In this talk, I present Dietary Intake Monitoring Application (DIMA), a
patient-centered application designed to assist dialysis patients in monitoring
their dietary needs. Dialysis patients who do not comply with their dietary
restrictions run the risk of undergoing additional emergency dialysis,
hypertension, pulmonary edema, and death. Currently, patients try to remember
their fluid and sodium consumption or record it in a food diary. However, these
techniques fail in 80% of dialysis patients. To improve patients' ability to
record their fluid and sodium consumption, DIMA allows patients to record this
information using a personal digital assistant.
The varying levels of patient literacy and computing skills present a
particular challenge for the design of DIMA. Furthermore, user studies must be
conducted in dialysis wards, which are small, stressful, prohibit audio/video
recordings, and change rapidly without warning. In this talk I discuss methods
we developed to make patients more comfortable using DIMA in their everyday
lives, our framework for usability studies in non-traditional environments, and
interface design issues for people with varying literacy skills. I conclude the
talk by discussing future research directions in non-traditional environment
evaluation techniques for interdisciplinary projects.
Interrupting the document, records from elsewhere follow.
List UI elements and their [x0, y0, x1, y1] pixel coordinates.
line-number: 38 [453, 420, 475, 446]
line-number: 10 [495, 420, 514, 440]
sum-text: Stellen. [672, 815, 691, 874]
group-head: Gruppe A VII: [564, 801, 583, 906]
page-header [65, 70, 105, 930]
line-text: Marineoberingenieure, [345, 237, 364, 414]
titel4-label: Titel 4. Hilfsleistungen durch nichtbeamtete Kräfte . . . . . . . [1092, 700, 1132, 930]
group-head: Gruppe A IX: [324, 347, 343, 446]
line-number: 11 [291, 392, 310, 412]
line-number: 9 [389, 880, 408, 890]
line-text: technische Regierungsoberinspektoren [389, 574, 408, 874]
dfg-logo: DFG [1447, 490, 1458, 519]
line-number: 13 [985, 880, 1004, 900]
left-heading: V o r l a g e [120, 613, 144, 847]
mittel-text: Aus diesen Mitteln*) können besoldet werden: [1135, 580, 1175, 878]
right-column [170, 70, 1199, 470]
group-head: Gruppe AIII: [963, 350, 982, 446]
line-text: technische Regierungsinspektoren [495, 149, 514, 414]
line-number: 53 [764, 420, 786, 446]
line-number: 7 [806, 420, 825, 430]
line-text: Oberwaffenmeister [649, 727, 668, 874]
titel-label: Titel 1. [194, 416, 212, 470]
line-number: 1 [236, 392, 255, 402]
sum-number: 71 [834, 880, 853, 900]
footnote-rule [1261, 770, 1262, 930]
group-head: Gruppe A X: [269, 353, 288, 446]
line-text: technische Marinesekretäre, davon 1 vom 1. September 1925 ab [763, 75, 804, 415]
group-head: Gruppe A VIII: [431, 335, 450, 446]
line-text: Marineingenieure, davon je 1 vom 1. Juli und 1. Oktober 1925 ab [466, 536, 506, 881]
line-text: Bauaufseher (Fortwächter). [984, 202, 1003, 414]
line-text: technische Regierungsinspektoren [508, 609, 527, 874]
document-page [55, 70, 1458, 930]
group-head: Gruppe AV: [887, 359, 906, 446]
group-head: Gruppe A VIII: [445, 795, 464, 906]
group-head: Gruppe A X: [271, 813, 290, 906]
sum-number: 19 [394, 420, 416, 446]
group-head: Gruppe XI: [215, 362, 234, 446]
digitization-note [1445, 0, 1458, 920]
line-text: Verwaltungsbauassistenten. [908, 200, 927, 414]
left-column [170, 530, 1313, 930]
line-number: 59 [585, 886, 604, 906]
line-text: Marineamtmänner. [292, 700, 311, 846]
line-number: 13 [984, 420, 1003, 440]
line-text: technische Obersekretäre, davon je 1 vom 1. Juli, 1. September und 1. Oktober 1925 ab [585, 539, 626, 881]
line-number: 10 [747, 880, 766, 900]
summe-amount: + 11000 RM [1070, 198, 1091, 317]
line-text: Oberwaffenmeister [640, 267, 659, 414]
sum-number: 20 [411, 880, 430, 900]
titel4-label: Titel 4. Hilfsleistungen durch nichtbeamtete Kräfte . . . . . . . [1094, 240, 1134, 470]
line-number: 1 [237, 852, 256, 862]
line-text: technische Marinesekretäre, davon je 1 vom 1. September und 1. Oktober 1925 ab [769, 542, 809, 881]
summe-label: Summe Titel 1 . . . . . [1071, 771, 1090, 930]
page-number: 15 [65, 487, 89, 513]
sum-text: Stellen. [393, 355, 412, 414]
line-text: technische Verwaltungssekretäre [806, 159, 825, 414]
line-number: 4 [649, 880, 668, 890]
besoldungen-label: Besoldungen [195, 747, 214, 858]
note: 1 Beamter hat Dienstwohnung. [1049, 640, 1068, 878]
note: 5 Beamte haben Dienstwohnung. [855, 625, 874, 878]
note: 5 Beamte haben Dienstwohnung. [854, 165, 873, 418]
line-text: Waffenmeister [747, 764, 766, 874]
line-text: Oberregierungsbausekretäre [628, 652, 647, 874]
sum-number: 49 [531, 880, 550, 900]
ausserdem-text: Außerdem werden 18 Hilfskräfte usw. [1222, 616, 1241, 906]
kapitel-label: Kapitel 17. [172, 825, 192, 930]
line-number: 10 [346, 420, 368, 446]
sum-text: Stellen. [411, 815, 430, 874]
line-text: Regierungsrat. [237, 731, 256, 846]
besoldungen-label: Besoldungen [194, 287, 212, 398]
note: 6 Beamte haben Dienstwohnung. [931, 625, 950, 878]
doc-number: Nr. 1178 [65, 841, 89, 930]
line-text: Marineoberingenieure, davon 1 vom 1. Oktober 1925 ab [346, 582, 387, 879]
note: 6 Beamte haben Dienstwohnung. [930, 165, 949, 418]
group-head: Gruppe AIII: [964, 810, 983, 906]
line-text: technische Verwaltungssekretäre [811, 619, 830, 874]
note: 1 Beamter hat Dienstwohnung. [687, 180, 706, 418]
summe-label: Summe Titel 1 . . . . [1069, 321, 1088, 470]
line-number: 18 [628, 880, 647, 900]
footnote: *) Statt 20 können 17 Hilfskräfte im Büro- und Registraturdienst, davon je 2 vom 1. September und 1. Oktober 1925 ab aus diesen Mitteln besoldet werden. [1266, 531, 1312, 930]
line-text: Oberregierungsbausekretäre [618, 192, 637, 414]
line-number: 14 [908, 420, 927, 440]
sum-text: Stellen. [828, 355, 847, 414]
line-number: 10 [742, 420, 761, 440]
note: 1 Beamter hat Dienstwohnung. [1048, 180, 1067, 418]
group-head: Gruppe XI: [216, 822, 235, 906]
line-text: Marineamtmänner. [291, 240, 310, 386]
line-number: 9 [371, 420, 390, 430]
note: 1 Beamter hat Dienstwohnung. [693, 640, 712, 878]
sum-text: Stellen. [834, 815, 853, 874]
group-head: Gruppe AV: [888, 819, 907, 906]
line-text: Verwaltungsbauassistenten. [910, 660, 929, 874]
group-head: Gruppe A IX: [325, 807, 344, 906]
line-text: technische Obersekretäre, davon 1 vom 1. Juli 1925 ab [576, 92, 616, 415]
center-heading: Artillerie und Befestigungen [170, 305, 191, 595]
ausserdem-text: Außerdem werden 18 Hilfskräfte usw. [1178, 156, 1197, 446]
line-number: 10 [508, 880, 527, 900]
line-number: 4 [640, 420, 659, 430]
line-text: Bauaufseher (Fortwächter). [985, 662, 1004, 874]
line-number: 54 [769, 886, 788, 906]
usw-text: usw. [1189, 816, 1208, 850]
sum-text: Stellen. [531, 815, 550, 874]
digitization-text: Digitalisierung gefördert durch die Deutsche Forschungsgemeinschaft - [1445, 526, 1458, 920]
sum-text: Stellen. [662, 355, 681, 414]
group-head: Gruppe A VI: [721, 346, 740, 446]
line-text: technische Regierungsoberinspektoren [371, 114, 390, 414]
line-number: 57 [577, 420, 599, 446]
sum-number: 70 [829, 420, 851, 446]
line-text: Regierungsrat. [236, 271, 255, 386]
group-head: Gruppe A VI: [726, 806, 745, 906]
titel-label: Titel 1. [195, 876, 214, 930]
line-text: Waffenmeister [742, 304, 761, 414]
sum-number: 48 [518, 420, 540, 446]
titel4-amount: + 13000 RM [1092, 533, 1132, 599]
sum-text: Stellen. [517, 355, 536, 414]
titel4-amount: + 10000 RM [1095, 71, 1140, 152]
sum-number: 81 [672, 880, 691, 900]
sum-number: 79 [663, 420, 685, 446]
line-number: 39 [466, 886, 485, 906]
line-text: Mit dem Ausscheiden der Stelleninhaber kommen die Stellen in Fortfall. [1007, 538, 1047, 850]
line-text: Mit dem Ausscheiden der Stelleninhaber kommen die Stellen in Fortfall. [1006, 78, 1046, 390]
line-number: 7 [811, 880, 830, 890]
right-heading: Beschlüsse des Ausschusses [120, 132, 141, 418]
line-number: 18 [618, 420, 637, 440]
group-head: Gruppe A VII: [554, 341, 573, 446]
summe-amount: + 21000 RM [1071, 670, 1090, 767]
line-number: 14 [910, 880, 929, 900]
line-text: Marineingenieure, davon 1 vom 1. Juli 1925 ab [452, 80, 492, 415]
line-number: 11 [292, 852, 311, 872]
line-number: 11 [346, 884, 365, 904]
Katie Siek is a PhD candidate in the Computer Science
Department at Indiana University, Bloomington. Her primary research interests
are in human-computer interaction, medical informatics, and ubiquitous
computing. She is a National Physical Sciences Consortium fellow and a founding
member of Indiana University's Women in Computing (WIC) group. Katie has served
as president of both WIC and the Computer Science Graduate Student Association.
She holds a BS in computer science from Eckerd College and a MS in computer
science from Indiana University.
Hosted by Clayton Lewis. The speaker is a candidate for a faculty position in the Department of Computer Science.